However, further research on fasting is worth conducting, he says, given this study's compelling finding of a 40% CAD reduction among people who abstain from food and drink for 1 day each month.
Why might fasting offer a heart benefit?
Horne, who reported the results at the American Heart Association's 2007 Scientific Sessions, held Nov. 4–7 in Orlando, Fla., finds one possibility especially intriguing: "Fasting for 24 hours—foregoing not just food but drinks as well—may allow the body to rest and reset metabolism, increasing the body's sensitivity to glucose and insulin," says Horne, director of cardiovascular and genetic epidemiology at Intermountain Medical Center in Salt Lake City. "This hypothesis is supported by animal research findings of an association between fasting and increased longevity. Fasting may aid expression of genes related to glycogen, a molecule that seems to increase storage of glucose." 1,2
OTHER EXPLANATIONS?
But there are other possible explanations for the fasting benefit, says Horne. For instance, people who fast may be more vigilant about what they eat day to day. The study did not assess this possibility, he says, noting it's tricky to track exactly what—and how much—people eat each day.
Horne and his colleagues' interest in Mormons' reduced CAD risk stems from analyzing 1994–2002 health records of 4,629 patients (average age 64). That analysis revealed that 61% of Mormon patients had CAD, compared with 66% of non-Mormon patients. When the researchers looked at nonsmokers alone, CAD rates remained lower for Mormons.
The researchers then investigated what factors not related to smoking but possibly involving religious practice—including abstaining from coffee, tea, and alcohol; fasting; observing a weekly day of rest; donating time, goods, or money to charity; and attending worship services—could explain the disparity in a second sample of 515 recipients (average age 64) of coronary angioplasty during 2004–2006.
Fasting emerged as the strongest predictor of reduced CAD risk. When the researchers excluded diabetes patients from the analysis, the fasting-associated lower risk held.
UNKNOWNS
Horne cautions the findings on fasting do not extend to random skipping of meals. "This study looked at total cessation of intake for 24 hours," he says. "We didn't ask about skipping meals, binging, and such."
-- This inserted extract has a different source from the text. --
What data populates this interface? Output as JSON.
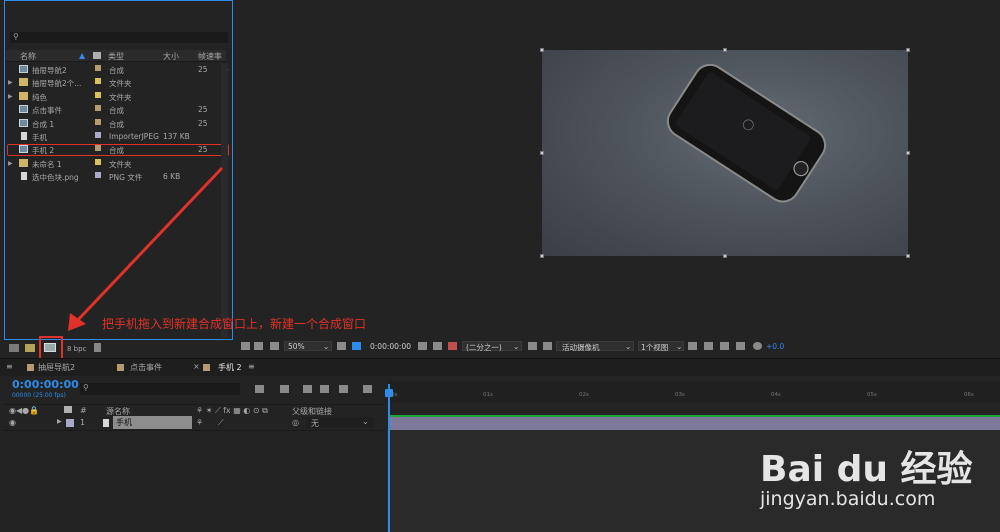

Horne also warns the findings are preliminary, and that people should not act on them until and unless further research backs them up. "These are interesting initial findings, but we're not suggesting people go out there and fast."
What he does want to see is research on the long-term effect of fasting on glucose and lipid levels. He's also curious how fasting might affect levels of C-reactive protein (CRP), which is associated with inflammation and heart disease in people with type 2 diabetes.
In addition to such biomarkers, he plans to assess the dietary habits of
those who fast versus those who don't, despite the challenges of tracking food
intake.
References
2. Anson RM, Guo Z, de Cabo R, et al.: Intermittent fasting
dissociates beneficial effects of dietary restriction on glucose metabolism
and neuronal resistance to injury from calorie intake. Proc Natl
Acad Sci 100:6216–6220, 2003.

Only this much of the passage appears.